Absolutely tell them. To not do so I think would be a terrible risk if she gets pregnant/marries him.
It probably isn't legal to have a sexual relationship either......anyone sure?
Tell them asap, the longer this goes on the harder it will be on everyone.
And it will be hard anyway.
They are blood half brother and sister. But because of the law.
They are not related.
When a person is adopted they no longer belong to their blood relatives they are part of the family they were adopted into.
So a non related adopted brother and sister can not marry.
Yet a half brother and sister can.
In this case. They share the same blood/birth mother.
Youve got that the wronmg way round. A man cant marry a halfsister, a woman cant marry a halfbrother. Adopted children can marry their adopted brother or sister.
http://www.adviceguide.org.uk/index/your_family/family/getting_married.htm#Who_can_get_married (http://www.adviceguide.org.uk/index/your_family/family/getting_married.htm#Who_can_get_married)
Quote from: weequinie on September 05, 2010, 19:45:34
Youve got that the wronmg way round. A man cant marry a halfsister, a woman cant marry a halfbrother. Adopted children can marry their adopted brother or sister.
http://www.adviceguide.org.uk/index/your_family/family/getting_married.htm#Who_can_get_married (http://www.adviceguide.org.uk/index/your_family/family/getting_married.htm#Who_can_get_married)
That is a brilliant link there
But who on earth is going to tell the adoptive persons that they can not marry ?
Quote from: zigzig on September 05, 2010, 19:28:45
They are blood half brother and sister. But because of the law.
They are not related.
When a person is adopted they no longer belong to their blood relatives they are part of the family they were adopted into.
So a non related adopted brother and sister can not marry.
Yet a half brother and sister can.
In this case. They share the same blood/birth mother.
ziz ill have to diasagree there,if what you are saying is true,i could marry my natural father,because my step dad adopted me,therefore making me not related to my birth dad,whom i know now!
I am still confused. If we are talking about the natural mother of the adopted son and his eldest daughter then this is a grandmother/grandaughter relationship.

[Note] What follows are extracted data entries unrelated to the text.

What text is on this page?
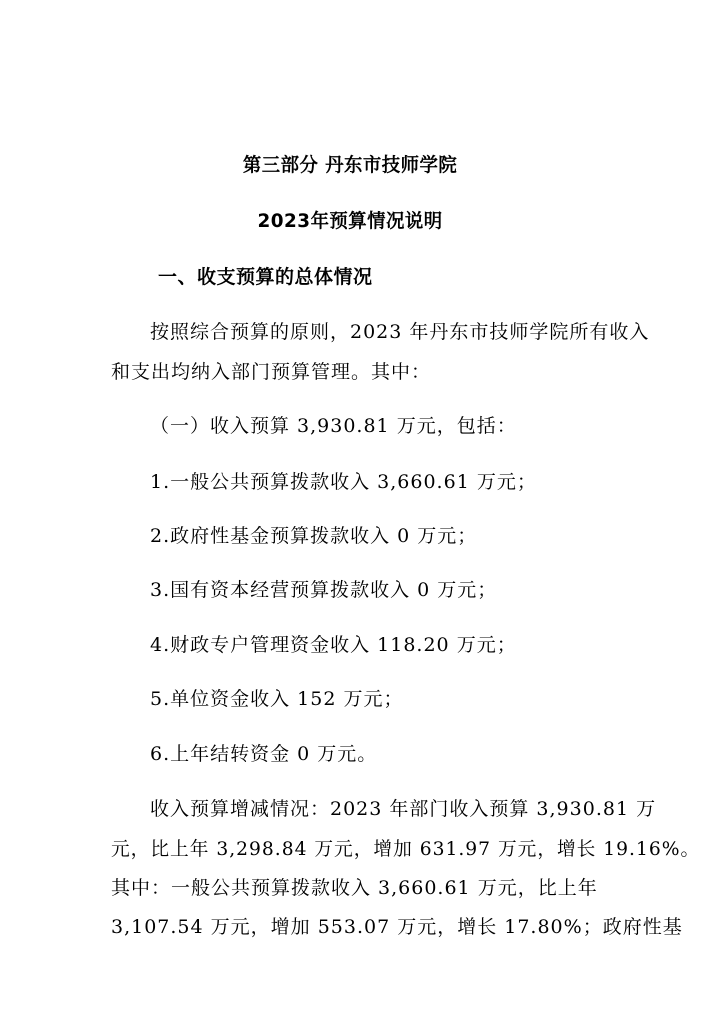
第三部分 丹东市技师学院
2023年预算情况说明
一、收支预算的总体情况
按照综合预算的原则，2023 年丹东市技师学院所有收入
和支出均纳入部门预算管理。其中：
（一）收入预算 3,930.81 万元，包括：
1.一般公共预算拨款收入 3,660.61 万元；
2.政府性基金预算拨款收入 0 万元；
3.国有资本经营预算拨款收入 0 万元；
4.财政专户管理资金收入 118.20 万元；
5.单位资金收入 152 万元；
6.上年结转资金 0 万元。
收入预算增减情况：2023 年部门收入预算 3,930.81 万
元，比上年 3,298.84 万元，增加 631.97 万元，增长 19.16%。
其中：一般公共预算拨款收入 3,660.61 万元，比上年
3,107.54 万元，增加 553.07 万元，增长 17.80%；政府性基
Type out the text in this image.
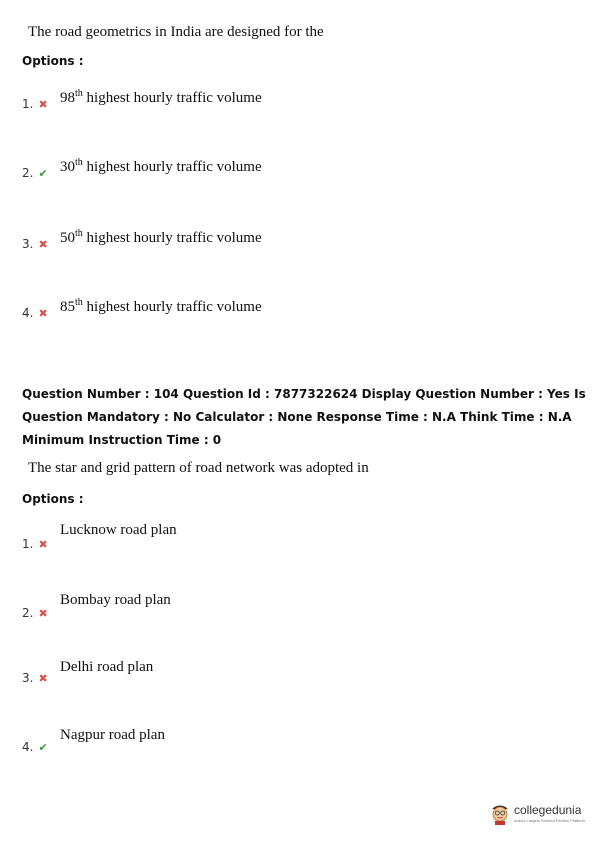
The road geometrics in India are designed for the
Options :
1. ✖ 98th highest hourly traffic volume
2. ✔ 30th highest hourly traffic volume
3. ✖ 50th highest hourly traffic volume
4. ✖ 85th highest hourly traffic volume
Question Number : 104 Question Id : 7877322624 Display Question Number : Yes Is Question Mandatory : No Calculator : None Response Time : N.A Think Time : N.A Minimum Instruction Time : 0
The star and grid pattern of road network was adopted in
Options :
1. ✖
Lucknow road plan
2. ✖
Bombay road plan
3. ✖
Delhi road plan
4. ✔
Nagpur road plan
collegedunia
India's Largest Student Review Platform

Whatever decisions regarding secrecy that his natural mother may have made regarding her family, The adopted son should tell his own daughter everything he knows about the situation asap. The longer it goes on the more upset she will be that he kept it a secret.
I feel it is for this kind of reason that the details of the natural parents should always be available.
We were talking this week with a couple who have an adopted daughter who contracted leukemia. They contacted the adoption agency to see if the natural mother could be contacted in case they needed bone marrow. Another good reason for that genetic history to be available.
Another adopted friend is in her 40s (a mother of two) but her adopted mother has steadfastly refused to give our friend any info on her natural parents and will go to the grave with that info. Seems to me a major mistake medically when it could be a life saver at some point in time not to mention the fiasco of intermarriage.
My view is very simple..forget all the sites that state this and that.
If they are connected by blood, there should not be a union, they need to know and quickly.
To not tell them is not fair in this case.
It needs handling very very carefully with just the facts and coming from someone who can back it up with paperwork if possible. This is not the time to keep secrets.It is totally different form the original query and it has to be addressed. It may well cause pain but the alternate choice does not bear thinking about. If a child resulted from this union there could be a very serious heart breaking event, one which the Mum and Dad should have the info on well before it might happen.
I sound tough but think of the repercussions if it does not come out.
XX Jeannine
Quote from: Jeannine on September 11, 2010, 20:28:20
My view is very simple..forget all the sites that state this and that.
XX Jeannine
I sort of think the law is important in this irrespective of peoples personal moral viewpoints.